Scaffold a new API route for POST /events with basic validation and logging.
Generate a telemetry hook for tracking success/failure of the new onboarding flow, using this template [insert example of your telemetry code].
Create a stub implementation based on this spec: [insert spec or product feedback].
Codex helps our engineers stay productive when their schedules are fragmented and filled with interruptions.
It’s used to capture unfinished work, turn notes into working prototypes, or spin off exploratory tasks that can be revisited later. This makes it easier to pause and resume work without losing context, especially when they’re on call or have a lot of meetings.
“If I spot a drive‑by fix, I fire a Codex task instead of swapping branches and review its PR when I’m free.”

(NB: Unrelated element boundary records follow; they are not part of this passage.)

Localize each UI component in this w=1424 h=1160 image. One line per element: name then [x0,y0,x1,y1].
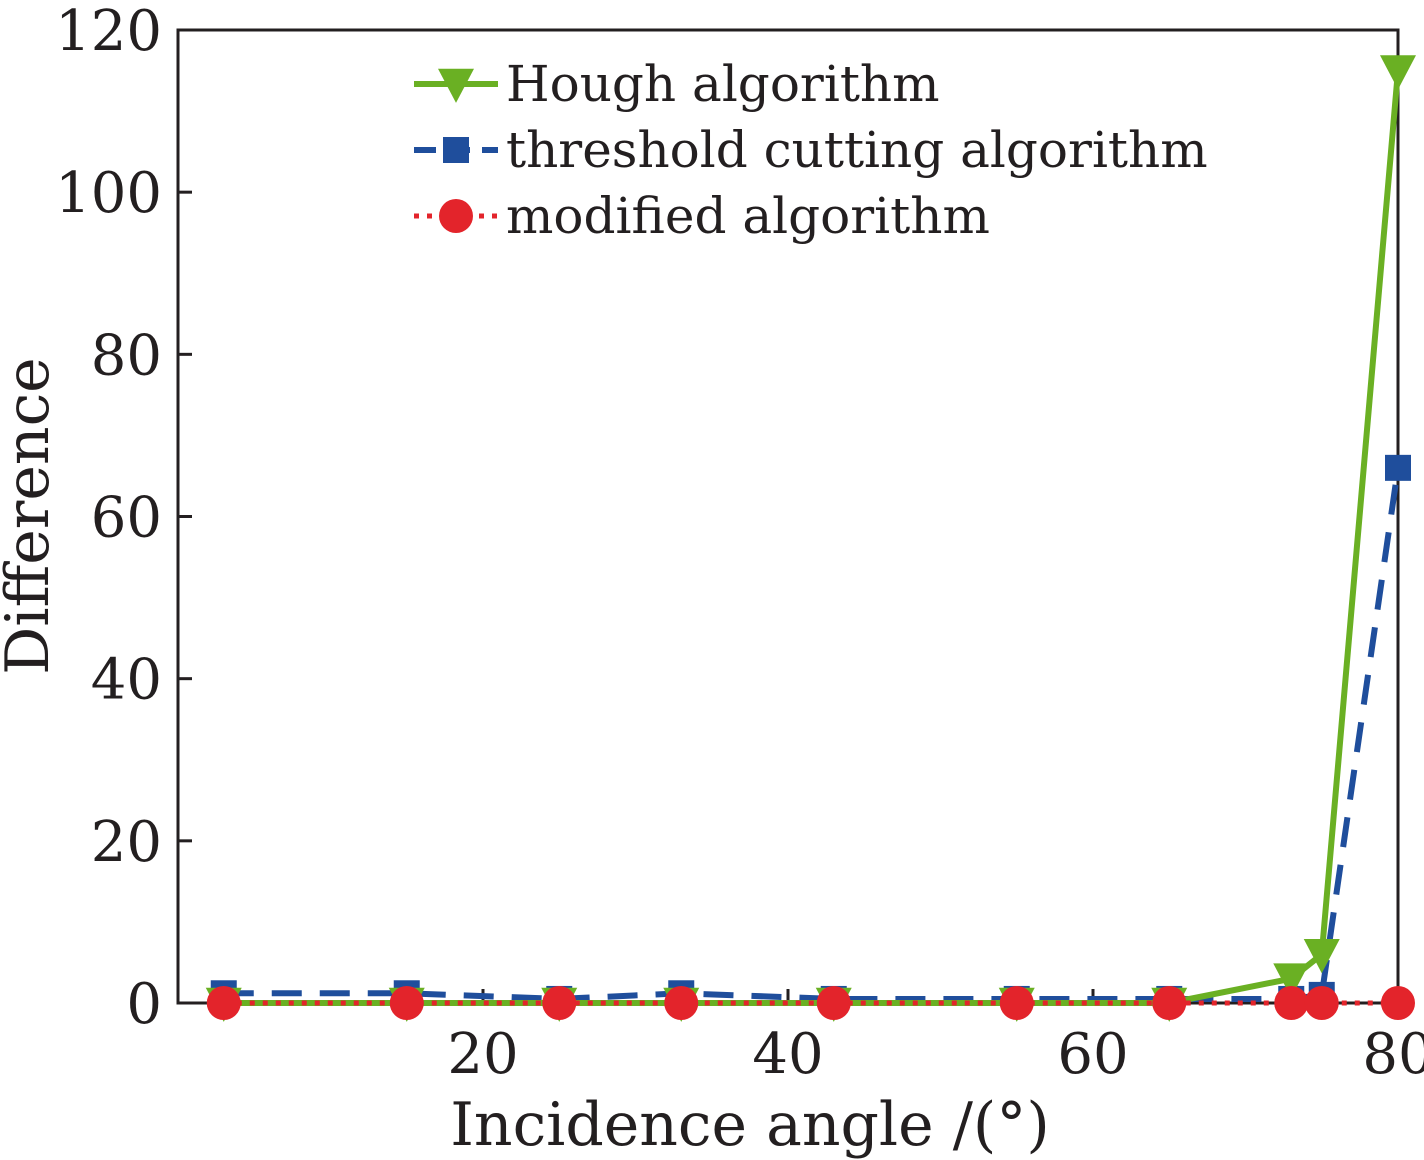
x-tick-label: 60 [1057,1022,1128,1087]
legend-label: modified algorithm [506,187,990,245]
x-axis-label: Incidence angle /(°) [450,1090,1050,1160]
series-2 [206,986,1415,1020]
data-point [542,986,577,1020]
data-point [206,986,241,1020]
y-axis-label: Difference [0,357,63,674]
legend-marker [438,68,474,103]
data-point [1152,986,1187,1020]
data-point [664,986,699,1020]
legend: Hough algorithm threshold cutting algorit… [414,55,1208,245]
y-tick-label: 120 [55,0,162,64]
legend-marker [439,199,473,233]
data-point [1274,986,1309,1020]
y-tick-label: 40 [91,648,162,713]
data-point [1304,986,1339,1020]
legend-label: threshold cutting algorithm [506,121,1208,179]
x-tick-label: 40 [752,1022,823,1087]
data-point [816,986,851,1020]
legend-item: modified algorithm [414,187,990,245]
y-tick-label: 60 [91,486,162,551]
y-tick-label: 20 [91,810,162,875]
data-point [1303,939,1340,974]
series-layer [205,55,1416,1022]
y-tick-label: 100 [55,161,162,226]
legend-item: Hough algorithm [414,55,940,113]
legend-marker [443,137,469,163]
x-tick-label: 80 [1362,1022,1424,1087]
y-tick-label: 0 [126,972,162,1037]
data-point [1381,986,1415,1020]
data-point [389,986,424,1020]
data-point [999,986,1034,1020]
data-point [1385,454,1411,481]
axis-ticks: 20 40 60 80 0 20 40 60 80 100 120 [55,0,1424,1087]
y-tick-label: 80 [91,323,162,388]
data-point [1380,55,1416,90]
legend-label: Hough algorithm [506,55,940,113]
legend-item: threshold cutting algorithm [414,121,1208,179]
data-point [1273,963,1310,998]
plot-area [176,28,1400,1005]
x-tick-label: 20 [447,1022,518,1087]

Codex is also useful for open-ended work like finding alternative solutions or validating design decisions. You can prompt for different ways of solving a problem, explore unfamiliar patterns, or pressure-test assumptions. This helps surface tradeoffs, expand design options, and sharpen implementation choices.

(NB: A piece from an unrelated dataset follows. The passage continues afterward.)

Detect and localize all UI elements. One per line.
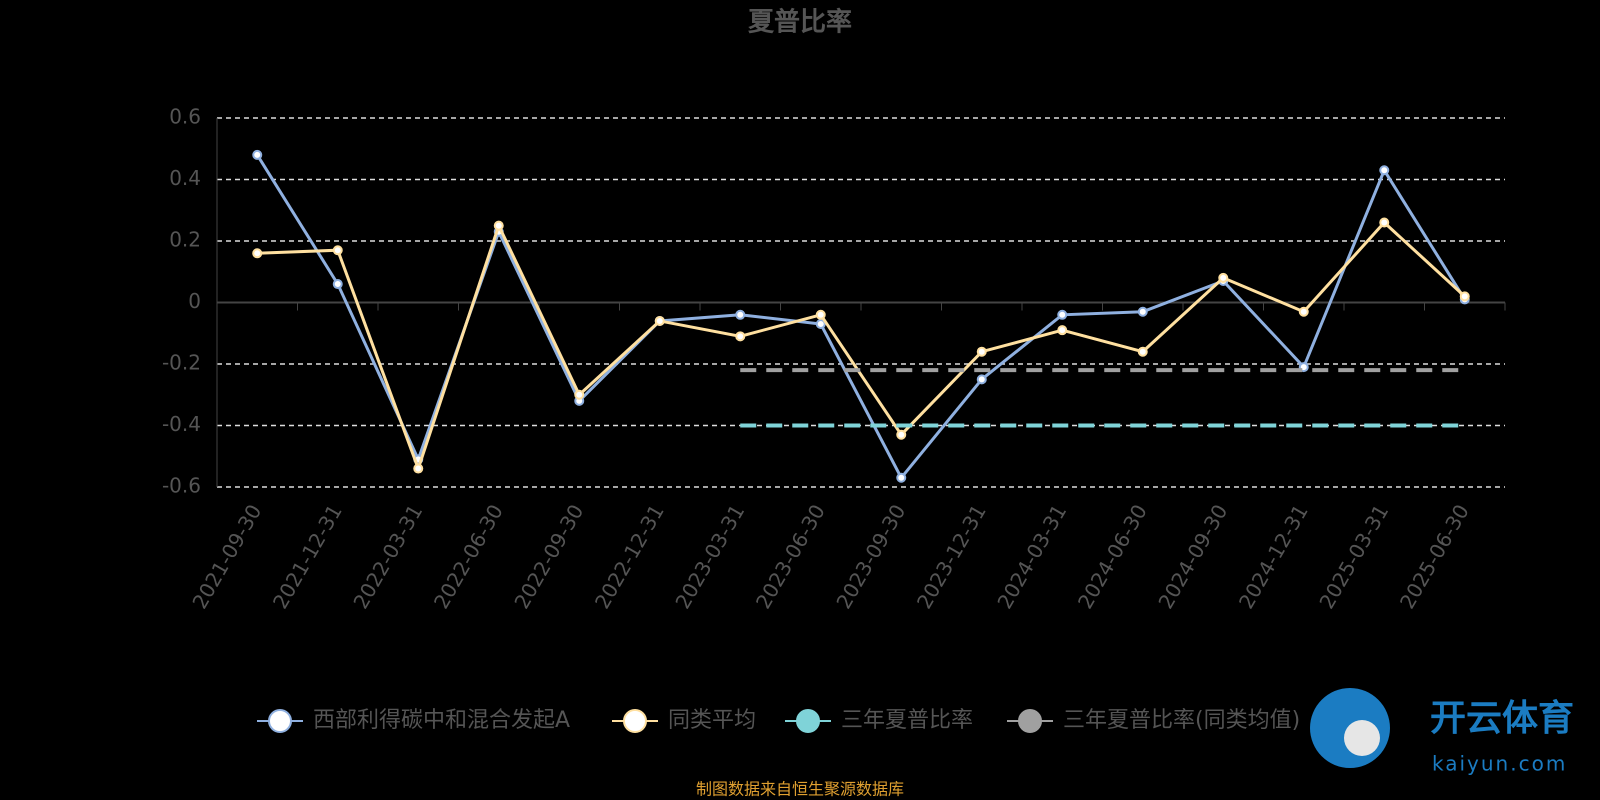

It’s also used to identify related bugs. Given a known issue or deprecated method, Codex can identify similar patterns elsewhere in the code, making it easier to catch regressions or finish cleanup work.
“Codex helps me solve the cold‑start problem — I paste a spec and docs and it scaffolds code or shows me what I forgot.”
How would this work if the system were event-driven instead of request/response?
Find all modules that manually build SQL strings instead of using our query builder.
Rewrite this in a more functional style, avoid mutation and side effects.
Codex works best when it’s given structure, context, and room to iterate. Here are some of the habits OpenAI teams are cultivating to get consistent value out of it in day-to-day work.
For large changes, start by prompting Codex for an implementation plan using Ask mode, which then becomes the input for follow-up prompts when you switch to Code Mode. This two-step flow keeps Codex grounded and helps avoid errors in its output. Codex works best with well-scoped tasks that would take you or a teammate about an hour to complete or a few hundred lines of code to implement. As models improve, expect the size of the tasks it can take on to increase.
Setting a startup script, environment variables, and internet access significantly reduces Codex’s error rate. As you run tasks, look for build errors that can be corrected in Codex’s environment configuration. This may take a few iterations, but gives significant efficiency gains in the long run.
Codex responds better when prompts mirror how you’d describe a change in a PR or issue. That means including file paths, component names, diffs, and doc snippets when relevant. Prompting with patterns like “Implement this the same way it’s done in [module X]” improves results.
Fire off tasks to capture tangential ideas, partial work, or incidental fixes. There’s no pressure to generate a full PR in one go. Codex works well as a staging area you can return to when you’re back in focus.
Maintain an AGENTS.md file to help Codex operate more effectively in your repo across prompts. These files typically include naming conventions, business logic, known quirks, or dependencies Codex can’t infer from the code alone. Learn more on structuring your AGENTS.md file in the docs.
The Best-of-N feature lets you simultaneously generate multiple responses for a single task to quickly explore multiple solutions and pick the best one. For more complicated tasks, you can review several iterations and combine parts of different responses to get a stronger result.
Codex is still in research preview, but it’s already making a real impact in how we build, helping us move faster, write better code, and take on work that would’ve otherwise never been prioritized.
We’re excited by the potential ahead — as our models get better and Codex becomes more deeply integrated into our workflows, we’re looking forward to unlocking even more powerful ways to develop software with it. We’ll continue to share what we learn along the way.